“The following summer the mining claim was sold for thirty-five thousand dollars. It was more than it subsequently proved to be worth, for the vein was only a shallow out-cropping. But fortune was already playing into my hands, for Norman T. Gildersleeve, who was one of the heaviest shareholders in the company that bought it, lost a lot of money developing it. Through the mine, unexpectedly, I had dealt him his first blow.

“That thirty-five thousand dollars brought the North Star Towing and Contracting Company into existence as a one-tug-and-barge concern. As Acey Smith, a man from nowhere, I became its skipper and general outdoors executive, but its actual ownership in the name of J.C.X. was known only to its bankers. The general public believed it was backed by a syndicate of eastern capitalists, a delusion I took every means to foster.

“The North Star prospered from the start. From then on its progress was like that of a thing of destiny. Gildersleeve, who, with his associates, had until now almost a complete monopoly of marine work, at first paid little attention to the insignificant North Star. He was then more concerned with city real estate and western land ventures. It was not until it was announced that a leading Kam City citizen, holding the patronage from Ottawa, had been appointed president of the North Star that he became at all alarmed. What he did not fully realise was that this political trickster and professional lobbyist had been bought body and soul for the use of his name and his influence at the capital. He was merely a dummy president, as all the presidents of the North Star since have been, with no more real executive authority than the man in the moon.”

IV

“Gildersleeve woke up too late. His first cold realisation that he had a dangerous rival came when the North Star secured a huge government contract for harbour dredging and improvements, for which an appropriation of two million dollars had been placed in the parliamentary estimates. With the money credit established by the acquisition of this contract, the North Star was enabled to invest in a formidable fleet of tugs and the most modern dredging equipment.
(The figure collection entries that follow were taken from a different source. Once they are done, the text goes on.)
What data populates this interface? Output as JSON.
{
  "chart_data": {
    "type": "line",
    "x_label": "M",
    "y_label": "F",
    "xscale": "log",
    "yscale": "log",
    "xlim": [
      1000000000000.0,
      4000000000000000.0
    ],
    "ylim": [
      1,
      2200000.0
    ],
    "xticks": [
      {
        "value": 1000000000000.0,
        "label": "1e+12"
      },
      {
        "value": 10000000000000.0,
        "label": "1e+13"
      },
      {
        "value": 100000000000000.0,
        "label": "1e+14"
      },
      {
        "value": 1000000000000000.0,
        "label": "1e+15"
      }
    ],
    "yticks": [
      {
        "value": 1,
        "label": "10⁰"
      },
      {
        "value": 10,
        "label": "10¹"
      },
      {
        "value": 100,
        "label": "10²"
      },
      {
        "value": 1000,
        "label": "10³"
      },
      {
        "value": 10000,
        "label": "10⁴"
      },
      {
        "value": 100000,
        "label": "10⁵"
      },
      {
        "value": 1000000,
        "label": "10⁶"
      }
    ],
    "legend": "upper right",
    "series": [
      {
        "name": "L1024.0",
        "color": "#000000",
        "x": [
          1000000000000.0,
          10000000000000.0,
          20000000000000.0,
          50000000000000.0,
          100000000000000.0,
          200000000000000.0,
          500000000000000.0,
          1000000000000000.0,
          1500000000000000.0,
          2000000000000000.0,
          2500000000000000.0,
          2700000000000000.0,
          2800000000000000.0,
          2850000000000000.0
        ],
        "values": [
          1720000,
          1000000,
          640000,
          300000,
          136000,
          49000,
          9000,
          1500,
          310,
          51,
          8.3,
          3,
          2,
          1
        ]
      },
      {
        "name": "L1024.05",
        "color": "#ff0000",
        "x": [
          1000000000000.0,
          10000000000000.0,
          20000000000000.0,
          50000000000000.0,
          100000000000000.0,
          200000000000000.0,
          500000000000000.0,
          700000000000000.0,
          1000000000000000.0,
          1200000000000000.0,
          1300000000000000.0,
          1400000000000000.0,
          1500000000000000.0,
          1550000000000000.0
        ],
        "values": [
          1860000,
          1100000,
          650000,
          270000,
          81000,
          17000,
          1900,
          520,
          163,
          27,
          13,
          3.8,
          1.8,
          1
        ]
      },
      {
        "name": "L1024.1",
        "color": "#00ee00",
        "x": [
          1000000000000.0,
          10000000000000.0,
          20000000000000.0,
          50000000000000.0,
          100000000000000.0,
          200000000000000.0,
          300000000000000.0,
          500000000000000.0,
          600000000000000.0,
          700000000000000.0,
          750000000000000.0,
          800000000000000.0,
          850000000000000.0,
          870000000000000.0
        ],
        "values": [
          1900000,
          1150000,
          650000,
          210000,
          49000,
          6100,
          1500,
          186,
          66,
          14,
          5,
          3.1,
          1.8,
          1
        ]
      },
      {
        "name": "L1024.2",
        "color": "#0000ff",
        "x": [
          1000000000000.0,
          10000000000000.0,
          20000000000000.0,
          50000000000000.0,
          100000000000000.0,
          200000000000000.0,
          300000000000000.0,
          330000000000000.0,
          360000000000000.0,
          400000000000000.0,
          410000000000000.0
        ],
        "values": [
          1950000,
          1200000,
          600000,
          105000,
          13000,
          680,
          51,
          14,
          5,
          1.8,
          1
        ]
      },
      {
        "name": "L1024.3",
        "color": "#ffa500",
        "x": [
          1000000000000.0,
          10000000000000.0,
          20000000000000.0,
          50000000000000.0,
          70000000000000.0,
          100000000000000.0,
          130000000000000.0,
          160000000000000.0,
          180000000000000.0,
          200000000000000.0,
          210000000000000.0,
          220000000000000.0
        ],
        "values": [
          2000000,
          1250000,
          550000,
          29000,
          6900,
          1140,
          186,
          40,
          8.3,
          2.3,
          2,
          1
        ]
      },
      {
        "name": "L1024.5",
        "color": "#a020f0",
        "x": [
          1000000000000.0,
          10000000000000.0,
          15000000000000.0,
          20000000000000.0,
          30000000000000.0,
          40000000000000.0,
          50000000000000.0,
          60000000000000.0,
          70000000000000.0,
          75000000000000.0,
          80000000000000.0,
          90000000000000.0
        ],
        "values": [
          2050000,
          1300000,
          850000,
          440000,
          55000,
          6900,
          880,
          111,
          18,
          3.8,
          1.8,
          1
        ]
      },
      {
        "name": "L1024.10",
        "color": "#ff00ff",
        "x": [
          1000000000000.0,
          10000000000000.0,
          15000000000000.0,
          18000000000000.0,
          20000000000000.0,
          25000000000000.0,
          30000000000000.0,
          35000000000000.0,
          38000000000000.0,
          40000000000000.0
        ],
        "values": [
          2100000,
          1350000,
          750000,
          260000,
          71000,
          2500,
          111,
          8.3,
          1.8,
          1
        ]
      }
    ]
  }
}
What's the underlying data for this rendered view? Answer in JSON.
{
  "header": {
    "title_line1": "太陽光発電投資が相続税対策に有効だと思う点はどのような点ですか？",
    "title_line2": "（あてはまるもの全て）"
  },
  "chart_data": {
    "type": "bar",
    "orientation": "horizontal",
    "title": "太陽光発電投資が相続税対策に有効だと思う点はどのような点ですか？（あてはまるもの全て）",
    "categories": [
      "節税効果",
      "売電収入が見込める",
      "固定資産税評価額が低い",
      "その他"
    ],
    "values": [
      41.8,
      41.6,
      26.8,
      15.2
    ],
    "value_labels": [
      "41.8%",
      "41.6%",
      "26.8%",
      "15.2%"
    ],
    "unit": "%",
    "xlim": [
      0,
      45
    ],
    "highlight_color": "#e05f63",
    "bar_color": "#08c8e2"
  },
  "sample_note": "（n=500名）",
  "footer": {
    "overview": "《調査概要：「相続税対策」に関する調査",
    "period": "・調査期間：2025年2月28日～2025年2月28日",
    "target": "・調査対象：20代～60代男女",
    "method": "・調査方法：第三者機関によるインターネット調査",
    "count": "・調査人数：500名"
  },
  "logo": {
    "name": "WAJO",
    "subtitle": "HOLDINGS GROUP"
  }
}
“There was no stopping now—the North Star’s only salvation lay in continuous expansion to the last shred of money credit and the gobbling up of every worthwhile contract. High capitalisation and enormous daily overhead had to be met with tremendous production and what the newspapers call profiteering on a large scale. There is an advanced stage of development of a commercial enterprise when its directing head must chloroform his conscience. The North Star had reached that stage. It was a case of destroying or being destroyed. The war between the North Star and the Gildersleeve interests was on in deadly earnest, and I saw to it that the North Star was continuously the aggressor.

“Gildersleeve was no fool as a business man, and under his smug cloak of respectability he knew no scruples save where the law might halt him. But, as his potential destroyer, I had made a thorough, patient study of his weaknesses rather than his strength. He had so long been used to easy, safe stages of progress that he had lost the initiative of a plunger. He considered too long and was over-cautious; while Gildersleeve was holding long-winded conferences with his associates and executives, the North Star was striking hard where it was least expected to strike.

“Through a thoroughly organised private intelligence department, I knew the Gildersleeve plans before they were put into operation. The North Star too held conferences; but they were merely ‘blinds,’ the plans of the company being devised by none but myself, and none knew what they were until orders went out to the president over the signature of ‘J.C.X.’

“I picked my men for their ability to carry out instructions quickly and thoroughly. I had no need for generals or advisors; except that their recommendations regarding campaign plans gave me an idea what other people, including our competitors, would be liable to conceive we were about to do. If such recommendations tallied with the plans already formulated, I promptly discarded the latter and set about devising entirely different methods. The North Star never did the obvious thing, and the element of surprise invariably helped carry the day.

“The North Star took a controlling interest in powerful newspapers it could use, and it used their news columns and editorials in a subtle manner that never gave them the appearance of mere organs. To be a power in the land and so many stuffed clubs to drive the politicians to do the North Star’s bidding, they had to be papers of the people and with the people.